Now, if you run with that general framework into the same scenario that I talked about with Spider-man 2017 suffering the fallout of Civil War with the "Death of Spider-man" scenario, Spider-man as a hero is an icon of upholding the ideal that anyone can do what it takes to be a hero & Peter Parker (now openly registered and identified) dies saving his family. With that, you still get that impact behind his sacrifice because he's carrying Cap's legacy, and that icon of "Spider-man" still matters to Miles and the people of the MCU because the events of Civil War will still put him into the public eye in a way that makes it matter.
Miles can have to figure out how to be a hero that everyone was counting on to make those things matter, while still trying to make his real life work. He's still the outsider because he's the first of the masked MCU heroes that would remain anonymous because of all of the aforementioned reasons, and has that since he'd be unregistered when with the rest of the Avengers. He'd stand out in a way that Peter wouldn't post-Civil War. It helps to bring the MCU down to ground level where the world is deeper everywhere and anyone can find a way to help out and be a hero. (I'm thinking that the Netflix series & SHIELD will start to lay more groundwork for this as well over the next two years). He's the high school kid trying to make it with the Avengers and fill the position that everybody fought to protect in Civil War, and that's why Peter & Miles having fundamentally and inextricably different roles in why they'd be how they are in the MCU.

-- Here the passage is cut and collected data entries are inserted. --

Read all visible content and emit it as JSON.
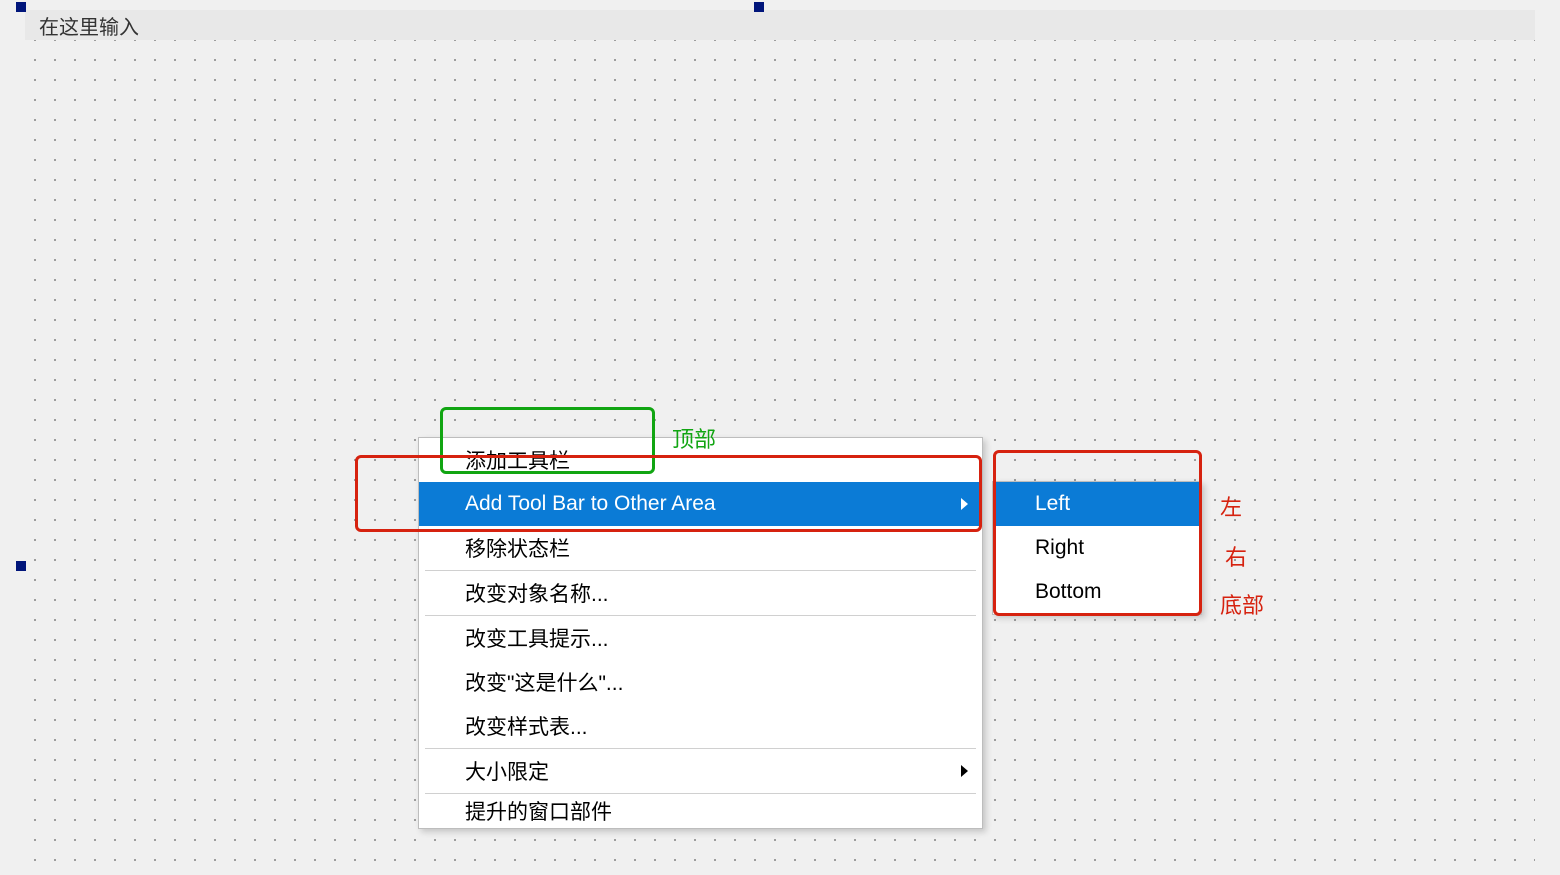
{
  "menu_strip": {
    "prompt": "在这里输入"
  },
  "context_menu": {
    "add_toolbar": "添加工具栏",
    "add_toolbar_other": "Add Tool Bar to Other Area",
    "remove_statusbar": "移除状态栏",
    "change_object_name": "改变对象名称...",
    "change_tooltip": "改变工具提示...",
    "change_whats_this": "改变\"这是什么\"...",
    "change_stylesheet": "改变样式表...",
    "size_limit": "大小限定",
    "promote_widget": "提升的窗口部件"
  },
  "submenu": {
    "left": "Left",
    "right": "Right",
    "bottom": "Bottom"
  },
  "annotations": {
    "top": "顶部",
    "left": "左",
    "right": "右",
    "bottom": "底部"
  }
}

That's the sort of tl;dr of how I saw it going down that doesn't really seem too far removed from how it works in the comics (being as they're events in the 616 and 1610 universes with different Peter Parkers & all), the point is that EVERYBODY in the cinematic universe's public knows that Peter Parker was a hero named Spider-man by the end of Civil War, and remember him after he falls because of it, and it's that vacuum that Miles exists in as his "Uncle Ben" moment, and trying to continually surmount it and uphold that legacy that makes his story so interesting to me, and how I think it'd run well in the MCU as the "high school" Spider-man, whereas a post-Civil War Peter Parker never could.